Ich werde auch das zweite LRS-Jahr beschreiben und Ihnen erzählen was in dem Unterricht gelehrt wird.

Wie spricht man die Buchstaben richtig aus

Warum ist die richtige Aussprache der Buchstaben so wichtig?
Die Aussprache der Buchstaben mit dem „Laut-Namen„ ist wichtig damit den Kindern das spätere Lesen lernen erleichtert wird. Die Buchstaben werden immer mit dem „Laut-Namen„ gesprochen, nie mit dem „Alphabet Namen“(So ist es falsch:Be, Ce, De, eF usw.)

Beispiel: [Ha]-[U]-[Te] = ? Lukas ist verwirrt.
Er hat versucht, die von seiner älteren Schwester gelernten Buchstaben
[Ha] und [Te] mit dem Vokal [U] in der Mitte zu verbinden: [Ha]-[U]-[Te].
Er fragt sich:
Wer ist „Ha-Ute“? Wie schmeckt „Ha-u-Tee“? oder heißt es etwa „Hau Ute“?

Richtig für Kinder im Kindergartenalter ist die Aussprache des „Lautnamens“.
Diese Lautnamen werden später beim Lesenlernen aneinandergereiht zu
einem Wort
Beispiel: [H]-[U]-[T] = HUT

Kinder bekommen vermittelt: Buchstaben kann man sehen und schreiben,wir hören
und sprechen aber Laute. Achten Sie darauf, dass das Kind den Buchstaben in den
Übungen stets bei seinem Laut nennt. Es muss zum S „Ssss“ sagen und nicht „Es“.
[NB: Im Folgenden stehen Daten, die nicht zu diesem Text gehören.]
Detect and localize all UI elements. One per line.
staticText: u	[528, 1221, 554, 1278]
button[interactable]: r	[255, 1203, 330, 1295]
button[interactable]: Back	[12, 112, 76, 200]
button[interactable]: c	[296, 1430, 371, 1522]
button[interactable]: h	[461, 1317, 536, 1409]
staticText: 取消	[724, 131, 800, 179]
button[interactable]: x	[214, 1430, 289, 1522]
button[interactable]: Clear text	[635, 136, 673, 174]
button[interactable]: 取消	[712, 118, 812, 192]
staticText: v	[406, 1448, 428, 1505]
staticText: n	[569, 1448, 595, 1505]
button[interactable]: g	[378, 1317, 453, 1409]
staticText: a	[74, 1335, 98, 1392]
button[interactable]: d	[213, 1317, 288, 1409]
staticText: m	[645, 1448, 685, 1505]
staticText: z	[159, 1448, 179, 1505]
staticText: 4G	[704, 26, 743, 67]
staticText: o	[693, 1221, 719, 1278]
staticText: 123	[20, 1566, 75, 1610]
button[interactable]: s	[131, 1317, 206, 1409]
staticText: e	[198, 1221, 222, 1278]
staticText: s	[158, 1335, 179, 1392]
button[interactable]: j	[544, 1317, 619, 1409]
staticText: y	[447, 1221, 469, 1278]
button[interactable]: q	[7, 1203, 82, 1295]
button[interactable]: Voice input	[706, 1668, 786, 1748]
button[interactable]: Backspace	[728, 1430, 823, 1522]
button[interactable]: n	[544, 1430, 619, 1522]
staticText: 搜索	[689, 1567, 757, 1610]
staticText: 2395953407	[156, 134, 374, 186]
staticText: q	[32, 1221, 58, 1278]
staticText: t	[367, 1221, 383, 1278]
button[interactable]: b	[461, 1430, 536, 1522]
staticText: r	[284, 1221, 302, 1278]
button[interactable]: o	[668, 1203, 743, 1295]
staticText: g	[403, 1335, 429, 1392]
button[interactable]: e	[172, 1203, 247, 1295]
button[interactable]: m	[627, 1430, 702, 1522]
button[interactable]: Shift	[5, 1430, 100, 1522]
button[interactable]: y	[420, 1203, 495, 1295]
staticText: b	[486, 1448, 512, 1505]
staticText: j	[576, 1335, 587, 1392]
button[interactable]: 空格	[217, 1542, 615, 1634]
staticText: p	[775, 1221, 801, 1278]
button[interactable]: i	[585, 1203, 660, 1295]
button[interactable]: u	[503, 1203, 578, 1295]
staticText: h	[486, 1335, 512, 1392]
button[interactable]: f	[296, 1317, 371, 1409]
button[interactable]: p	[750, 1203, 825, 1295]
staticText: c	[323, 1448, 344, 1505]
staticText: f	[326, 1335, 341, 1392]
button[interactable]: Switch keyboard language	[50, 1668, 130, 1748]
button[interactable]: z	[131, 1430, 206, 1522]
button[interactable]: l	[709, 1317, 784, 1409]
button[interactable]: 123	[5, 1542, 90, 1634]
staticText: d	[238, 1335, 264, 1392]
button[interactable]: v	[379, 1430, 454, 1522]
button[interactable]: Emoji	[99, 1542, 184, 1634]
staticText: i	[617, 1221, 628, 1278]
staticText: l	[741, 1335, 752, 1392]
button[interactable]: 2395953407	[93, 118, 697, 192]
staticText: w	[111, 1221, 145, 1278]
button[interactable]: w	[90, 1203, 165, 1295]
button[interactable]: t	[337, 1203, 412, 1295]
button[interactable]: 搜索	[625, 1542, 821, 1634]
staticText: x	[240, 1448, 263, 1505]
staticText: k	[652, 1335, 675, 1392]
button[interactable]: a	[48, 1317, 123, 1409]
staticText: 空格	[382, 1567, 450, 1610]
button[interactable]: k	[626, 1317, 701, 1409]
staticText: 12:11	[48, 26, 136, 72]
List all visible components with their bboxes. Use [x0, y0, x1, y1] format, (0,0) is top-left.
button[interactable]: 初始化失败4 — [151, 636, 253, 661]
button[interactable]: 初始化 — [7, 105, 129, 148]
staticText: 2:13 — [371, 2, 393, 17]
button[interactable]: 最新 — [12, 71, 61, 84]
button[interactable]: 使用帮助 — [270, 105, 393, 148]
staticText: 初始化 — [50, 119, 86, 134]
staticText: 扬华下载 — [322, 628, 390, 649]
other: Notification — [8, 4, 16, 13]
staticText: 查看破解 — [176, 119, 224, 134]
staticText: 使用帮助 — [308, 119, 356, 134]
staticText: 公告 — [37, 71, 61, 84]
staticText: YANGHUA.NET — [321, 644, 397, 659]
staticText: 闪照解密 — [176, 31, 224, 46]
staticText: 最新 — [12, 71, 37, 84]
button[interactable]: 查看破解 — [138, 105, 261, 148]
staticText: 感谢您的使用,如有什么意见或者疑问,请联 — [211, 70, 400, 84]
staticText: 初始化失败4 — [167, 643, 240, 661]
Sehen sie Sich das Video an:

 

Wie Kinder sprechen lernen

Wie Kinder sprechen lernen brauch ich nicht zur erklären, einfach durch Nachahmung der Eltern und man sollte viel mit dem Kind reden, am besten den ganzen Tag und es gibt auch schöne Kindersprechreime die man seinem Kind vorsagen kann. Zum Beispiel:

Das ist der Daumen,
(Der Daumen des Kindes wird angefasst)
der schüttelt die Pflaumen,
(Der Zeigefinger des Kindes wird angefasst)
der hebt sie alle auf,
(Der Mittelfinger des Kindes wird angefasst)
der bringt sie nach Haus
(Der Ringfinger des Kindes wird angefasst)
und der kleine, der isst sie alle auf!
(Der kleine Finger des Kindes wird vorsichtig geschüttelt)

Mit solchen Reimen lernen Kinder schnell sprechen und es macht Spaß den Kindern dabei zuzuhören wie Sie ihre ersten Wörter sprechen. Und so entwickelt sich nach und nach der Grundwortschatz ihres Kindes.
Aber auch bei der Aussprache kann es manchmal Probleme geben und in diesem Fall sollte man es von einem Logopäden kontrollieren lassen.
Ich spreche hier aus Erfahrung, mein Sohn hat auch Sprachprobleme durch ein zu kurzes Zungenbändchen und seit wir zum Logopäden gehen spricht er besser und die Kinder können ihn auch besser verstehen. Es lohnt sich dies vor der Einschulung zumachen, damit das Kind noch genügt Zeit hat seine Sprache auszubilden.